[OpenAFS-devel] Start script tidbits
Brett Johnson
mlafsdevel@k50.net
Thu, 19 Apr 2001 17:03:53 GMT
Probably the best way to stress a network setup is to let the power company
work their magic (ie power outages longer than the UPS's can hold).
Victim to one of these this week (and madder than a wet hornet), I've found
out some things that may help others and make AFS little more fault tolerant
under the extreme.
I'm running OpenAFS 1.03 and RH62 with a 2.2.18 kernel (all self compiled).
The two systems I will mention are still in lab and not yet in production.
#1) My AFS server is also set up as a client to itself. The /cache
partition is a dedicated ext2 partition at about 230megs. While it didn't
have any activity at 5am, apparently some of the cache files were open at
time time of power failure. When I came in the AFS start script was hung
and would not restart no matter what (ie would panic the system). I deleted
everything out of /cache and let it recreate itself and all came back
normally.
Paranoid Solution #1: Add this line in the /etc/rc.d/init.d/afs start
script just under the start) line: (watch out for line wrapping)
#######
find /usr/vice/cache/ -depth -print 2>/dev/null | grep -v
"^/usr/vice/cache/$" | grep -v "^/usr/vice/cache$" | grep -v "^lost+found$"

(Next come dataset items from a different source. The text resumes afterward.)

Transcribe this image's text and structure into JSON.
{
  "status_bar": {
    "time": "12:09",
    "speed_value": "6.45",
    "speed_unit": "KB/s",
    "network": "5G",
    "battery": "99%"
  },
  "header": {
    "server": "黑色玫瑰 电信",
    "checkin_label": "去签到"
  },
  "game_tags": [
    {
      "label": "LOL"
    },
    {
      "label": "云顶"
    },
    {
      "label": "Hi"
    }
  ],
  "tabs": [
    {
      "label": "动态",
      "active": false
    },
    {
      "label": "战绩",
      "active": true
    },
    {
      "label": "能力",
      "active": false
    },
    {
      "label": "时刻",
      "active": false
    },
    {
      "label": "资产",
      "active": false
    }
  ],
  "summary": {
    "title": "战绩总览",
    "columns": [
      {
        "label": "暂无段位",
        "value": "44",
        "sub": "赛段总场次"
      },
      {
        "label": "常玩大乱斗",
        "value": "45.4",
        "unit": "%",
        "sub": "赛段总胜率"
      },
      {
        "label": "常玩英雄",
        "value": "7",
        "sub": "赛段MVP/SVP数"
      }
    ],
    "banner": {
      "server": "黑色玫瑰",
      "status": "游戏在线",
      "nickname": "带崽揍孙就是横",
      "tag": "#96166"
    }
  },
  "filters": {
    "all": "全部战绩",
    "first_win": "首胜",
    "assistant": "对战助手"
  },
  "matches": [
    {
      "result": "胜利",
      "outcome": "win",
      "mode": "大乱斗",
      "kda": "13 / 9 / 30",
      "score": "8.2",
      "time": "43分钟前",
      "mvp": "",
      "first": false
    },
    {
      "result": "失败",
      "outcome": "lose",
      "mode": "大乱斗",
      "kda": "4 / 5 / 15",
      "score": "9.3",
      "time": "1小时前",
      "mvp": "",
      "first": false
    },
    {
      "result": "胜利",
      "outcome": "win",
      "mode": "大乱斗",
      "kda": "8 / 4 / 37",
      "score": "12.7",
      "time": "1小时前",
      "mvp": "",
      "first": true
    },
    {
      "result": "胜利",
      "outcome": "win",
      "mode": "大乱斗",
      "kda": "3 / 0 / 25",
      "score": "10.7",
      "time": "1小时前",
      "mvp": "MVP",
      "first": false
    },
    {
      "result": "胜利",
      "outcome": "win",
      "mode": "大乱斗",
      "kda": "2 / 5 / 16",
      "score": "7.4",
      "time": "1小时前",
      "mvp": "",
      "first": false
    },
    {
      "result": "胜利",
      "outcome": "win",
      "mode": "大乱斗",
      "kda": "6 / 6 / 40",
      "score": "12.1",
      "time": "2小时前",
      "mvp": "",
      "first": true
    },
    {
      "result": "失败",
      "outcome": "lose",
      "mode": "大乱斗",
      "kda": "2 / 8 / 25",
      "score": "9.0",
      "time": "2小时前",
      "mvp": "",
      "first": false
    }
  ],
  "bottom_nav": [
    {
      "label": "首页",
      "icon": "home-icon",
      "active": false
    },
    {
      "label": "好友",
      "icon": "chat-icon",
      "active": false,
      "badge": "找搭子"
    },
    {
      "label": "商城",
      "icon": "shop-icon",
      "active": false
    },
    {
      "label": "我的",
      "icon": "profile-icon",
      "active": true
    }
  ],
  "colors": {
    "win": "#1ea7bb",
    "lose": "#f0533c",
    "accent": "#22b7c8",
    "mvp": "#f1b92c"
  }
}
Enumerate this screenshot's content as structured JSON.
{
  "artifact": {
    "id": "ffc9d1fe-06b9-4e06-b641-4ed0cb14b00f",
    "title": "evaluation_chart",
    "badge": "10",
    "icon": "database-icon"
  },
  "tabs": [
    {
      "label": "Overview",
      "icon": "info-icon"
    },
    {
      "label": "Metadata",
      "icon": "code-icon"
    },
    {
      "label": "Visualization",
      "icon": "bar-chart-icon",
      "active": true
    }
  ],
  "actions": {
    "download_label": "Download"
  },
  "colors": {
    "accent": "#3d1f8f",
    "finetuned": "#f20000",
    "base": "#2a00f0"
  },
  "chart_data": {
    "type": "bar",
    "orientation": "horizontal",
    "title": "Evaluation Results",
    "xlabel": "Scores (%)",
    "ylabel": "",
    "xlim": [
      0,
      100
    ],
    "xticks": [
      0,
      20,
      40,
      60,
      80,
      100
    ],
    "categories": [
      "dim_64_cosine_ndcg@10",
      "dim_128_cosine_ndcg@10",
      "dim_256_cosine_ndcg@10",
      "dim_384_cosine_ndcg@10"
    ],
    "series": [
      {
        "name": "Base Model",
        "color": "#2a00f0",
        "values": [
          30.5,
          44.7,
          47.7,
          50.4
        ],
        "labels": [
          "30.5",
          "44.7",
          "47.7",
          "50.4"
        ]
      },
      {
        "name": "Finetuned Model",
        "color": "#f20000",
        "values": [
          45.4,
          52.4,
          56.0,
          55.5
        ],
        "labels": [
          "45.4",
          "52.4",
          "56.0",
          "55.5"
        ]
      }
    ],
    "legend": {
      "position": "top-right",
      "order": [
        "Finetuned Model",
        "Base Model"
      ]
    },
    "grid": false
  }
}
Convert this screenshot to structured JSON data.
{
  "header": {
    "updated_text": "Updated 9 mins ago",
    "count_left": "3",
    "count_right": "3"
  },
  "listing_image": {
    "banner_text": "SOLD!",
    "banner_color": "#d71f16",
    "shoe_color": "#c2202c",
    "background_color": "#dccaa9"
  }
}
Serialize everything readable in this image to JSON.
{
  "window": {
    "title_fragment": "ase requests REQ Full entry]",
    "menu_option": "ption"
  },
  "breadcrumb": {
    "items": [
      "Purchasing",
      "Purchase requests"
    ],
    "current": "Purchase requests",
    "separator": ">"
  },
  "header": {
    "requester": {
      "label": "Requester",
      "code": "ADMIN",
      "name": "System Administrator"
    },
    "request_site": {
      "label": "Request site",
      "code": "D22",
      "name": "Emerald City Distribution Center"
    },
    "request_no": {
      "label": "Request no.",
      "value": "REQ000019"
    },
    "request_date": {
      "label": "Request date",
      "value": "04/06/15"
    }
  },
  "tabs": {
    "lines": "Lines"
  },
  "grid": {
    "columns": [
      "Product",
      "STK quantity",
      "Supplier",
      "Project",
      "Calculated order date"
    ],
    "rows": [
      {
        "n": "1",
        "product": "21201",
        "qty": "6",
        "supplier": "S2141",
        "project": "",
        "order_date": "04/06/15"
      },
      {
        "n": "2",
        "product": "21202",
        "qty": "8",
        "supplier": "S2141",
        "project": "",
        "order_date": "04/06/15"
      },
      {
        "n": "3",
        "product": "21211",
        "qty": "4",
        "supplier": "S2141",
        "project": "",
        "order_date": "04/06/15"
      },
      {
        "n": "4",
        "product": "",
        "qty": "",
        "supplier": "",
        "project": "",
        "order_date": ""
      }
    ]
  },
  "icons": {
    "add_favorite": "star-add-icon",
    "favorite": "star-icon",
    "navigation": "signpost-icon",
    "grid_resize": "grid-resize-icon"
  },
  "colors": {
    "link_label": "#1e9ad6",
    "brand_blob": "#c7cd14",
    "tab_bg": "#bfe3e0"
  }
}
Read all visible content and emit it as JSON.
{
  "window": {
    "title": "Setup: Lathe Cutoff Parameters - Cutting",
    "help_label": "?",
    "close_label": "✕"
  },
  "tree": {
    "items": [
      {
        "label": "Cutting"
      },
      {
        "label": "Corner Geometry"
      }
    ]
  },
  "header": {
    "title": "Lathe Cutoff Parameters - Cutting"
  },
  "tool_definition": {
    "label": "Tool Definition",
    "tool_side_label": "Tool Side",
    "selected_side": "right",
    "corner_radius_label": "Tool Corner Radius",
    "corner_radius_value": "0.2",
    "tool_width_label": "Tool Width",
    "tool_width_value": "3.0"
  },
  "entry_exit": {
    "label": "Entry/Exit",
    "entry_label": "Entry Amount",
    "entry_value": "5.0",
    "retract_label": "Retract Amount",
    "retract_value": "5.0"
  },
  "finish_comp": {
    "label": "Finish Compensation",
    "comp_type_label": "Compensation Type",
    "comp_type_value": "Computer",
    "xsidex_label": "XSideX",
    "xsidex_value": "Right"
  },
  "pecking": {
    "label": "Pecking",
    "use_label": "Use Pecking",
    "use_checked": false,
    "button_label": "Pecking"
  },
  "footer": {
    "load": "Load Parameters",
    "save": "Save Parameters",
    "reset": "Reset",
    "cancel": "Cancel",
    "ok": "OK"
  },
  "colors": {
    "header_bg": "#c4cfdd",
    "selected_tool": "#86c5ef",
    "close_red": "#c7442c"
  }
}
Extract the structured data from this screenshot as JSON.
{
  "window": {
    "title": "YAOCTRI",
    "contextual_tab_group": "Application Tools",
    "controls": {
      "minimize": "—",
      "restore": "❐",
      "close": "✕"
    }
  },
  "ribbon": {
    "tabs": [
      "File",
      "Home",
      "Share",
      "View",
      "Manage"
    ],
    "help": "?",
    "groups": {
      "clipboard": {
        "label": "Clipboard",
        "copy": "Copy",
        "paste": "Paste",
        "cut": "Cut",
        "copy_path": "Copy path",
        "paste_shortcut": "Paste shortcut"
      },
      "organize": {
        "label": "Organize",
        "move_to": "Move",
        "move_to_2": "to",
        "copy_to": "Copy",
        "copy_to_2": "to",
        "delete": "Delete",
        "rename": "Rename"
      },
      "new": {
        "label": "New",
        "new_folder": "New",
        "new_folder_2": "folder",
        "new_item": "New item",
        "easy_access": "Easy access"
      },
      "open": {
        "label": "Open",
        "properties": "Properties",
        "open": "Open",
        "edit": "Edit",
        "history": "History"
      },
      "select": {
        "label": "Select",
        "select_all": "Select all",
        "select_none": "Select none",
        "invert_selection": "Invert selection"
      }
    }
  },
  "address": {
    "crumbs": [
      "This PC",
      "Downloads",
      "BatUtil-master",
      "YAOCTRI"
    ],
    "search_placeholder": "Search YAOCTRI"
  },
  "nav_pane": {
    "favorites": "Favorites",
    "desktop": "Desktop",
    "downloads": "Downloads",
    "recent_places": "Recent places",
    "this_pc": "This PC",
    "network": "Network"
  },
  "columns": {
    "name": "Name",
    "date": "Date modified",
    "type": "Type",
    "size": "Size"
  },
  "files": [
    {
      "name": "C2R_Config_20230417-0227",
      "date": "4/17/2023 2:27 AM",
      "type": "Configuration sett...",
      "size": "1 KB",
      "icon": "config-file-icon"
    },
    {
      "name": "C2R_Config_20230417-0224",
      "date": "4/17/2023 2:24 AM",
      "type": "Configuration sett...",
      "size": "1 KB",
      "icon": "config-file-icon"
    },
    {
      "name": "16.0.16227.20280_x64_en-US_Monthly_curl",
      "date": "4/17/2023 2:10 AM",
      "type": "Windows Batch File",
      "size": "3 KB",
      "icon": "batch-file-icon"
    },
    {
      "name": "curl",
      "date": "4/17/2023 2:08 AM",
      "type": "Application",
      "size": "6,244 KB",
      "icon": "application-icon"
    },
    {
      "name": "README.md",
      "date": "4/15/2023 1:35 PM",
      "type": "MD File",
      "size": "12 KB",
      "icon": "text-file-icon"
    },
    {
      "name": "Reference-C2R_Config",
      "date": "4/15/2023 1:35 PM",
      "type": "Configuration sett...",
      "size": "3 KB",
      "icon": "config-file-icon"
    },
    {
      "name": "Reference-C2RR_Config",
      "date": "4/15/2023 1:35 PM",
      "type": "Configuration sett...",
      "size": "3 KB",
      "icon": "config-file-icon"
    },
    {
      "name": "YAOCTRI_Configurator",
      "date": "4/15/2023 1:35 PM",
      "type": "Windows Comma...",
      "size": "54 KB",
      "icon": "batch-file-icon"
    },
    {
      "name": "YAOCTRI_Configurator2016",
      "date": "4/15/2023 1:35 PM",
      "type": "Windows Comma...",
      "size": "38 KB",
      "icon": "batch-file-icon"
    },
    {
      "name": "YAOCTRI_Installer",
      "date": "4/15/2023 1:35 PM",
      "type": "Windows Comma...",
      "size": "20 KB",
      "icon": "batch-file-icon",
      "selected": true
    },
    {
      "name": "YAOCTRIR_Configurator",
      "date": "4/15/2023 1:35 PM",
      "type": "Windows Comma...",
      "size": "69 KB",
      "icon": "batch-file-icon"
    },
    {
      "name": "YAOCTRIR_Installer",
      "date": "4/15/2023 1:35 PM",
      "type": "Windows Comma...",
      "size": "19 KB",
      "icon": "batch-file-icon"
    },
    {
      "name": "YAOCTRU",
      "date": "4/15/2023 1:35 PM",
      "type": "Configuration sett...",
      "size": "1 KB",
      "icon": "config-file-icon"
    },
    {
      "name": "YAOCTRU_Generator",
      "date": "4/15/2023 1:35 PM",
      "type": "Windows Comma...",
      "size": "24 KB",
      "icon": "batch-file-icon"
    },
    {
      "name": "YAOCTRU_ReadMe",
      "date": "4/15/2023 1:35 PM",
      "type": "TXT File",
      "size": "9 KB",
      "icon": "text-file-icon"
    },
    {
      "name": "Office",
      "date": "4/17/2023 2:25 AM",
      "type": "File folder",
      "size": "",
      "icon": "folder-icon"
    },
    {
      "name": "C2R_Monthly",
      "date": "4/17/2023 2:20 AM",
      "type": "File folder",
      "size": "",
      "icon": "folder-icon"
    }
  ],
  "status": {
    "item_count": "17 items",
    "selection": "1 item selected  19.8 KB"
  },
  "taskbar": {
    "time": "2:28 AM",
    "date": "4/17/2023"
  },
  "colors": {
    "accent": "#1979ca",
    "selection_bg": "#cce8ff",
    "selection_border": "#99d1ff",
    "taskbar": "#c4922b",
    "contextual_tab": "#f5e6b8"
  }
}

| xargs -l20 rm -rf 2>/dev/null
#######
On a side note, does anyone have an idea why corrupted cache files would not
just be deleted???
#2) My faithful client box was a bit perplexed about not finding its server
and had hung on startup. My eventual goal for all this (as any admin) is to
not have the box come fully up until it can adequately connect to the server
(otherwise I have to go do it manually). My solution is simple but still
somewhat of a hack.
Paranoid Solution #2: Do a test to see if the AFS server is running, if
not, wait; if fail, exit and don't even try to start. This script bit is
*reasonably* server aware (trying to keep it generic so it is easier to
distribute on my side). Add this section in the /etc/rc.d/init.d/afs start
script just under the start) line: (watch out for line wrapping)
#######
# Do a primitive "up or wait test" first for a non-server client.
# This section should only be executed on a client system.
if ! test -e /usr/afs/bin/bosserver ; then
# Be careful in positioning this AFS start script in relation to
other start scripts.
SECONDS=0
# Find the program on that will return !0 if fails (udebug someday?).
if test -e /usr/vice/bin/vos ; then
TESTME="/usr/vice/bin/vos listvol"
else
TESTME="vos listvol"
fi
# This is a generic kludge and may not work for everyone.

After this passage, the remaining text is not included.